Being unemployed turns you into “a different man,” said the American, who also is a father of two. “When I was working, I may have walked around with my head way up in the air, and now it’s kind of like looking down. It brings you down to a sense of reality.”

As disheartening as their situations were, both of these men tried their best to do the right thing. They looked diligently for new jobs, lived frugally off their unemployment checks, and continued to pay off the mortgages on the homes their kids lived in.

Unfortunately, both wound up in the emergency room. The Canadian got in a car crash and was rushed to the hospital in an ambulance. The American developed an excruciating pain in his back and side and was forced to head to the ER. “I finally just had to go and see what it was,” he said. “They ran a bunch of tests and everything on me, ultrasound and all this other stuff, and couldn’t necessarily really pin it down. They just called it inflammation.”

The Canadian paid nothing for his care. But the American had lost his insurance when he lost his job. He hadn’t extended his plan afterward because he couldn’t afford it. He ended up with a $1,000 hospital bill.

A health-care system where the government foots the bills—the single-payer system that Sanders wants—helps ensure that a random health emergency does not spiral into something worse. The man from Michigan was already in debt and already struggling to pay the bills—“I’m taking care of two households … so it can get rough at times,” he pointed out—and now he was getting pushed deeper into poverty.

Without a stronger safety net, it also becomes harder to pick oneself up from a psychologically devastating predicament like long-term unemployment. One of the American workers I studied was severely depressed and dealing with suicidal thoughts. After bouncing around government agencies and not getting any help, he turned to the Salvation Army for charitable donations of antidepressants and other prescription medications. He went to a local church for group therapy. The problem was, the only sessions available were for Narcotics Anonymous. He didn’t have a drug problem, but he started attending anyways. “They’ll talk to anybody,” he said. “They’ll let anybody in.”

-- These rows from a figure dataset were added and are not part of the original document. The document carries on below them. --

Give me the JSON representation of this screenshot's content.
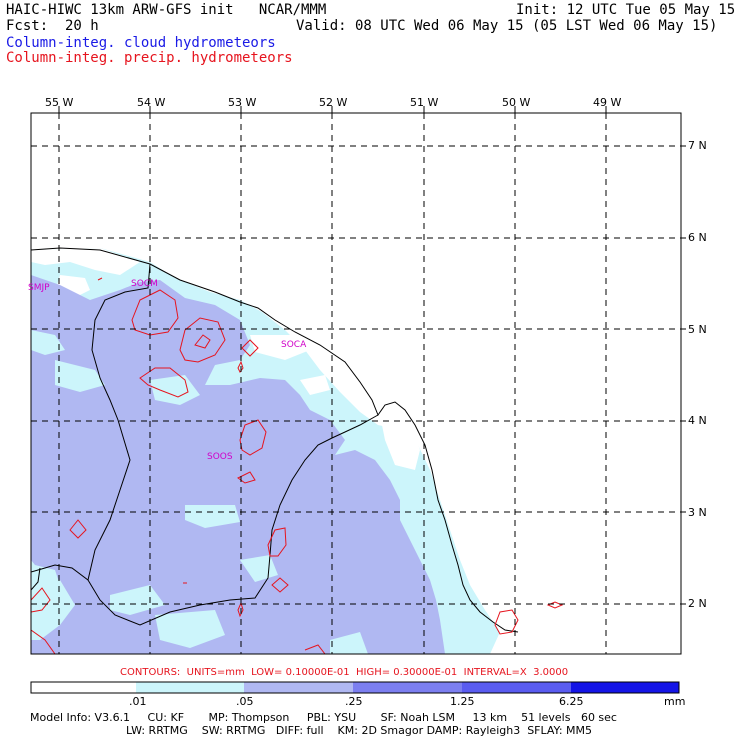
{
  "header": {
    "line1_left": "HAIC-HIWC 13km ARW-GFS init   NCAR/MMM",
    "line1_right": "Init: 12 UTC Tue 05 May 15",
    "line2_left": "Fcst:  20 h",
    "line2_right": "Valid: 08 UTC Wed 06 May 15 (05 LST Wed 06 May 15)",
    "legend_cloud": "Column-integ. cloud hydrometeors",
    "legend_precip": "Column-integ. precip. hydrometeors"
  },
  "map": {
    "lon_labels": [
      "55 W",
      "54 W",
      "53 W",
      "52 W",
      "51 W",
      "50 W",
      "49 W"
    ],
    "lat_labels": [
      "7 N",
      "6 N",
      "5 N",
      "4 N",
      "3 N",
      "2 N"
    ],
    "stations": [
      {
        "id": "SMJP"
      },
      {
        "id": "SOCM"
      },
      {
        "id": "SOCA"
      },
      {
        "id": "SOOS"
      }
    ]
  },
  "contours_label": "CONTOURS:  UNITS=mm  LOW= 0.10000E-01  HIGH= 0.30000E-01  INTERVAL=X  3.0000",
  "colorbar": {
    "thresholds": [
      ".01",
      ".05",
      ".25",
      "1.25",
      "6.25"
    ],
    "unit": "mm",
    "colors": [
      "#ffffff",
      "#ccf5fb",
      "#b0b8f2",
      "#7c7ff0",
      "#5a5cf0",
      "#1414e6"
    ]
  },
  "model_info": {
    "line1": "Model Info: V3.6.1     CU: KF       MP: Thompson     PBL: YSU       SF: Noah LSM     13 km    51 levels   60 sec",
    "line2": "LW: RRTMG    SW: RRTMG   DIFF: full    KM: 2D Smagor DAMP: Rayleigh3  SFLAY: MM5"
  }
}
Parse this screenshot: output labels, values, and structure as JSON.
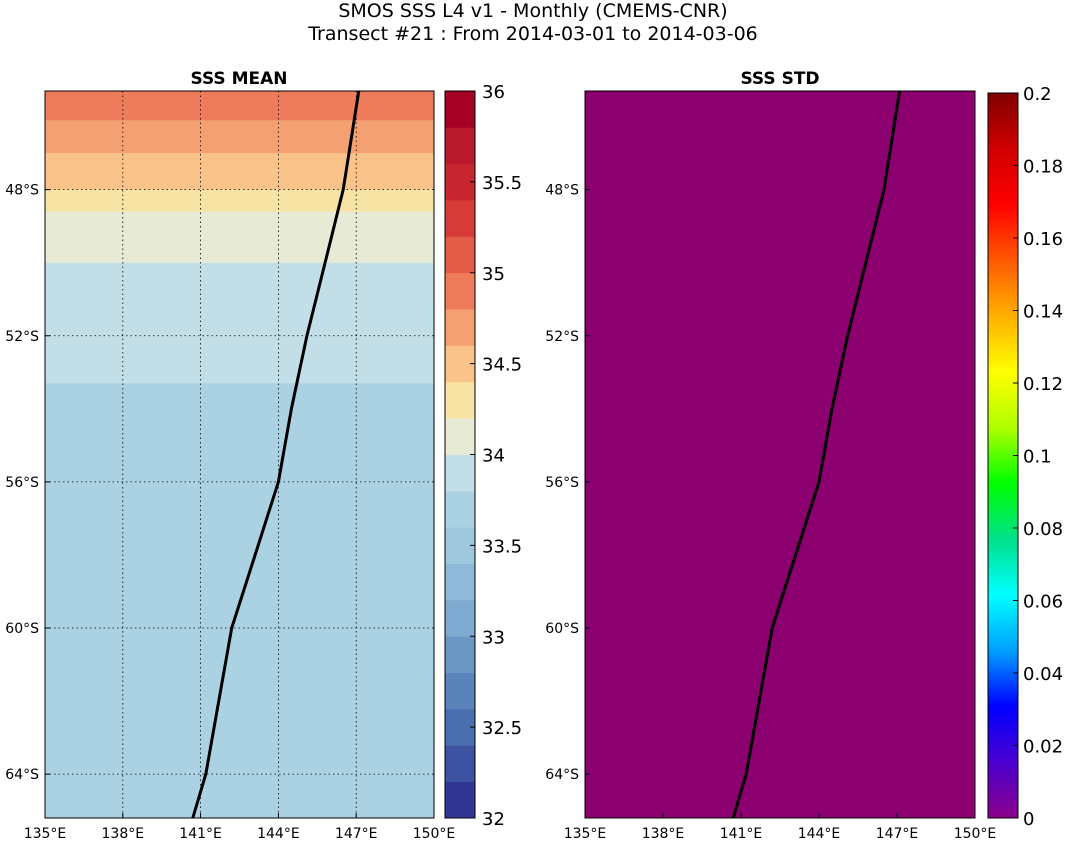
{
  "figure": {
    "title_line1": "SMOS SSS L4 v1 - Monthly (CMEMS-CNR)",
    "title_line2": "Transect #21 : From 2014-03-01 to 2014-03-06"
  },
  "chart_data": [
    {
      "type": "heatmap",
      "title": "SSS MEAN",
      "xlim": [
        135,
        150
      ],
      "ylim": [
        -65.2,
        -45.3
      ],
      "x_ticks": [
        135,
        138,
        141,
        144,
        147,
        150
      ],
      "x_tick_labels": [
        "135°E",
        "138°E",
        "141°E",
        "144°E",
        "147°E",
        "150°E"
      ],
      "y_ticks": [
        -48,
        -52,
        -56,
        -60,
        -64
      ],
      "y_tick_labels": [
        "48°S",
        "52°S",
        "56°S",
        "60°S",
        "64°S"
      ],
      "grid": true,
      "colorbar": {
        "range": [
          32,
          36
        ],
        "ticks": [
          32,
          32.5,
          33,
          33.5,
          34,
          34.5,
          35,
          35.5,
          36
        ],
        "tick_labels": [
          "32",
          "32.5",
          "33",
          "33.5",
          "34",
          "34.5",
          "35",
          "35.5",
          "36"
        ],
        "levels": 20,
        "colormap": "RdYlBu_r",
        "colors": [
          "#313695",
          "#3d52a1",
          "#4a6fae",
          "#5a83ba",
          "#6b97c5",
          "#7ea9d0",
          "#8fb9d9",
          "#9fc8dd",
          "#abd2e3",
          "#c2dfe8",
          "#e7ebd5",
          "#f7e3a3",
          "#f9c38a",
          "#f5a072",
          "#ee7c5b",
          "#e45c48",
          "#d73b37",
          "#c72630",
          "#b81a2c",
          "#a50026"
        ]
      },
      "field_bands": [
        {
          "lat_north": -45.3,
          "lat_south": -46.1,
          "value": 34.9
        },
        {
          "lat_north": -46.1,
          "lat_south": -47.0,
          "value": 34.7
        },
        {
          "lat_north": -47.0,
          "lat_south": -48.0,
          "value": 34.55
        },
        {
          "lat_north": -48.0,
          "lat_south": -48.6,
          "value": 34.3
        },
        {
          "lat_north": -48.6,
          "lat_south": -50.0,
          "value": 34.1
        },
        {
          "lat_north": -50.0,
          "lat_south": -53.3,
          "value": 33.95
        },
        {
          "lat_north": -53.3,
          "lat_south": -65.2,
          "value": 33.75
        }
      ],
      "transect": {
        "lon": [
          140.7,
          141.2,
          142.2,
          143.1,
          144.0,
          144.5,
          145.1,
          145.8,
          146.5,
          147.1
        ],
        "lat": [
          -65.2,
          -64.0,
          -60.0,
          -58.0,
          -56.0,
          -54.0,
          -52.0,
          -50.0,
          -48.0,
          -45.3
        ]
      }
    },
    {
      "type": "heatmap",
      "title": "SSS STD",
      "xlim": [
        135,
        150
      ],
      "ylim": [
        -65.2,
        -45.3
      ],
      "x_ticks": [
        135,
        138,
        141,
        144,
        147,
        150
      ],
      "x_tick_labels": [
        "135°E",
        "138°E",
        "141°E",
        "144°E",
        "147°E",
        "150°E"
      ],
      "y_ticks": [
        -48,
        -52,
        -56,
        -60,
        -64
      ],
      "y_tick_labels": [
        "48°S",
        "52°S",
        "56°S",
        "60°S",
        "64°S"
      ],
      "grid": false,
      "field_value": 0,
      "field_color": "#8b006e",
      "colorbar": {
        "range": [
          0,
          0.2
        ],
        "ticks": [
          0,
          0.02,
          0.04,
          0.06,
          0.08,
          0.1,
          0.12,
          0.14,
          0.16,
          0.18,
          0.2
        ],
        "tick_labels": [
          "0",
          "0.02",
          "0.04",
          "0.06",
          "0.08",
          "0.1",
          "0.12",
          "0.14",
          "0.16",
          "0.18",
          "0.2"
        ],
        "colormap": "nipy_spectral-like",
        "gradient_stops": [
          "#8b008b",
          "#4b00d0",
          "#0000ff",
          "#00a0ff",
          "#00ffff",
          "#00e08a",
          "#00ff00",
          "#b0ff00",
          "#ffff00",
          "#ffb000",
          "#ff5a00",
          "#ff0000",
          "#d00000",
          "#800000"
        ]
      },
      "transect": {
        "lon": [
          140.7,
          141.2,
          142.2,
          143.1,
          144.0,
          144.5,
          145.1,
          145.8,
          146.5,
          147.1
        ],
        "lat": [
          -65.2,
          -64.0,
          -60.0,
          -58.0,
          -56.0,
          -54.0,
          -52.0,
          -50.0,
          -48.0,
          -45.3
        ]
      }
    }
  ]
}
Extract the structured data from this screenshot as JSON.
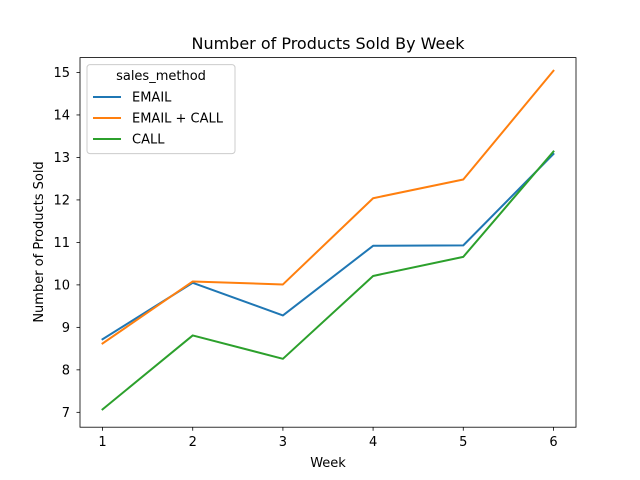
{
  "chart_data": {
    "type": "line",
    "title": "Number of Products Sold By Week",
    "xlabel": "Week",
    "ylabel": "Number of Products Sold",
    "x": [
      1,
      2,
      3,
      4,
      5,
      6
    ],
    "xlim": [
      0.75,
      6.25
    ],
    "ylim": [
      6.65,
      15.35
    ],
    "yticks": [
      7,
      8,
      9,
      10,
      11,
      12,
      13,
      14,
      15
    ],
    "grid": false,
    "legend": {
      "title": "sales_method",
      "placement": "top-left"
    },
    "series": [
      {
        "name": "EMAIL",
        "color": "#1f77b4",
        "values": [
          8.72,
          10.05,
          9.28,
          10.92,
          10.93,
          13.08
        ]
      },
      {
        "name": "EMAIL + CALL",
        "color": "#ff7f0e",
        "values": [
          8.62,
          10.08,
          10.01,
          12.04,
          12.48,
          15.04
        ]
      },
      {
        "name": "CALL",
        "color": "#2ca02c",
        "values": [
          7.07,
          8.81,
          8.26,
          10.21,
          10.66,
          13.14
        ]
      }
    ]
  }
}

I met a Canadian worker with a very similar background: unemployed, separated from his wife, in the process of losing his home, deeply depressed and anxious about the future. At times this man would walk around with his head swimming in rage, frustrated with other people and with himself. In his case, though, he was able to see a psychiatrist. “That’s not something that we’re supposed to do in my family,” he said. His friends would probably have sniggered if he told them. But the treatment was free, and he knew he needed help.

It’s important not to overstate the generosity of the Canadian model . . .


What's the Canadian equivalent of Walter White? Its a man patiently undergoing his taxpayer-subsidized cancer treatment.